To find the side length of the equilateral triangle \( ABC \) given the distances from point \( P \) to the vertices \( A \), \( B \), and \( C \), we can use the following steps: ### Step 1: Set up the problem Let \( PA = 1 \, \text{cm} \), \( PB = \sqrt{2} \, \text{cm} \), and \( PC = \sqrt{3} \, \text{cm} \). Let the side length of the equilateral triangle \( ABC \) be \( a \). ### Step 2: Apply the Cosine Rule Using the Cosine Rule in triangles \( PAB \) and \( PAC \): 1. In triangle \( PAB \): \[ AB^2 = PA^2 + PB^2 - 2 \cdot PA \cdot PB \cdot \cos(\theta) \] where \( \theta \) is the angle \( \angle APB \).
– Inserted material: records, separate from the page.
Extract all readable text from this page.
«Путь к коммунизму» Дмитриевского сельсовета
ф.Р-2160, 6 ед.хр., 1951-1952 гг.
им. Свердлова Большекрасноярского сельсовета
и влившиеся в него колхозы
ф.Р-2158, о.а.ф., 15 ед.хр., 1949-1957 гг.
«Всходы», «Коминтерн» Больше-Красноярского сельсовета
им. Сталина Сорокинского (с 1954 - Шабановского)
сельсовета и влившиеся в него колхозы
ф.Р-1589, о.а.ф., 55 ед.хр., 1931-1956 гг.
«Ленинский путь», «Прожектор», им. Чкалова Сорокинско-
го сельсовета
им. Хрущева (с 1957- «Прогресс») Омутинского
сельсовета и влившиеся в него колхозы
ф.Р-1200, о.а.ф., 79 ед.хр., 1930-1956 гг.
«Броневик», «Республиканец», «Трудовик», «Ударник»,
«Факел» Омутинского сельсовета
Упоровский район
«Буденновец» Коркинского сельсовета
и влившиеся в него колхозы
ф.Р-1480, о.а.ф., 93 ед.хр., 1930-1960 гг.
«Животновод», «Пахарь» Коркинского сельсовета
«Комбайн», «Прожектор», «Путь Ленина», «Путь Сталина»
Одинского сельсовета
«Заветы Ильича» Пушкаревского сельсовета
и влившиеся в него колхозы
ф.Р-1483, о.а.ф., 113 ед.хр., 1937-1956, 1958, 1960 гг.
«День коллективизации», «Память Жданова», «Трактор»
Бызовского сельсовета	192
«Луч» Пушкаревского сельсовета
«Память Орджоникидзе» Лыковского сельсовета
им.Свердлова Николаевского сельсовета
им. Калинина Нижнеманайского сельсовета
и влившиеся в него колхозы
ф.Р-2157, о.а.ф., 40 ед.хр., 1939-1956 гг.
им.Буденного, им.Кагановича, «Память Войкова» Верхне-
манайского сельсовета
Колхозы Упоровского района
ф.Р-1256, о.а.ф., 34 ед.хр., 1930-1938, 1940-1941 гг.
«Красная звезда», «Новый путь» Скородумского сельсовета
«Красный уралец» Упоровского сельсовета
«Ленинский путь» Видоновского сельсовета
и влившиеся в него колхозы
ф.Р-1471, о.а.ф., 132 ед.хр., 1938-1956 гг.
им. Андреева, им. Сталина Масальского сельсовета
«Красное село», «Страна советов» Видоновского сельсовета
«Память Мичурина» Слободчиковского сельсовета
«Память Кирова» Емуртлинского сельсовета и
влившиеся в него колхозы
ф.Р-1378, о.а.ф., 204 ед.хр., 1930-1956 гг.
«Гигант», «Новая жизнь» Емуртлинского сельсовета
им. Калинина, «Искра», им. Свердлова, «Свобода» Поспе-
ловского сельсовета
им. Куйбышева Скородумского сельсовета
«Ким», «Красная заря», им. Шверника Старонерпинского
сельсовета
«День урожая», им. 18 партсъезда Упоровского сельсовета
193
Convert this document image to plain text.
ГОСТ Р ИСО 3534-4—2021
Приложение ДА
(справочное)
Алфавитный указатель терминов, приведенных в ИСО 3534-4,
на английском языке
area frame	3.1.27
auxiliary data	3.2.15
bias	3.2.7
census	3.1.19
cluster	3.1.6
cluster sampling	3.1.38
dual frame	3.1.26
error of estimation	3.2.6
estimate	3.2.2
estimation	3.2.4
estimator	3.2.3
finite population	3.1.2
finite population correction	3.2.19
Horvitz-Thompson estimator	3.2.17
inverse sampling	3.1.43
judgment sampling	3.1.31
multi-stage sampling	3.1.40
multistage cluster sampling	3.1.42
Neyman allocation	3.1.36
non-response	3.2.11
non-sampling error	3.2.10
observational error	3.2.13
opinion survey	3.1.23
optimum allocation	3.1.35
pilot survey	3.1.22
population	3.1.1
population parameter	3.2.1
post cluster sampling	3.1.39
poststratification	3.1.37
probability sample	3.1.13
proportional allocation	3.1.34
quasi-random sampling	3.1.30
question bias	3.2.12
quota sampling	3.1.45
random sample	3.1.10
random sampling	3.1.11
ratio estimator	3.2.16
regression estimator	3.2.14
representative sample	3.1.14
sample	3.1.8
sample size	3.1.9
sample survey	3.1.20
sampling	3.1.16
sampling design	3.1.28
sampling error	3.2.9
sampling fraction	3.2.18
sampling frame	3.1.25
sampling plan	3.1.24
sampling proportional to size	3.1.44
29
Therefore: \[ a^2 = 1^2 + (\sqrt{2})^2 - 2 \cdot 1 \cdot \sqrt{2} \cdot \cos(\theta) \] Simplifying this gives: \[ a^2 = 1 + 2 - 2\sqrt{2} \cos(\theta) \] \[ a^2 = 3 - 2\sqrt{2} \cos(\theta) \quad \text{(1)} \] 2. In triangle \( PAC \): \[ AC^2 = PA^2 + PC^2 - 2 \cdot PA \cdot PC \cdot \cos(60^\circ - \theta) \] Since \( \cos(60^\circ) = \frac{1}{2} \): \[ a^2 = 1^2 + (\sqrt{3})^2 - 2 \cdot 1 \cdot \sqrt{3} \cdot \left(\frac{1}{2} \cos(\theta) + \frac{\sqrt{3}}{2} \sin(\theta)\right) \] Simplifying this gives: \[ a^2 = 1 + 3 - \sqrt{3} \cos(\theta) - \sqrt{3} \sin(\theta) \quad \text{(2)} \] ### Step 3: Set equations equal From equations (1) and (2), we have: \[ 3 - 2\sqrt{2} \cos(\theta) = 4 - \sqrt{3} \cos(\theta) - \sqrt{3} \sin(\theta) \] ### Step 4: Rearranging the equation Rearranging gives: \[ \sqrt{3} \cos(\theta) + \sqrt{3} \sin(\theta) - 2\sqrt{2} \cos(\theta) = 1 \] Factoring out \( \cos(\theta) \): \[ (\sqrt{3} - 2\sqrt{2}) \cos(\theta) + \sqrt{3} \sin(\theta) = 1 \] ### Step 5: Solve for \( a \) To find \( a \), we can use the derived equations. We can also use the fact that in an equilateral triangle, the sum of the squares of the distances from any interior point to the vertices is equal to the sum of the squares of the sides. Using the relation: \[ PA^2 + PB^2 + PC^2 = a^2 + a^2 + a^2 \] Substituting the known values: \[ 1^2 + (\sqrt{2})^2 + (\sqrt{3})^2 = 3a^2 \] \[ 1 + 2 + 3 = 3a^2 \] \[ 6 = 3a^2 \] \[ a^2 = 2 \quad \Rightarrow \quad a = \sqrt{2} \] ### Final Answer The side length of the triangle \( ABC \) is \( \sqrt{2} \, \text{cm} \).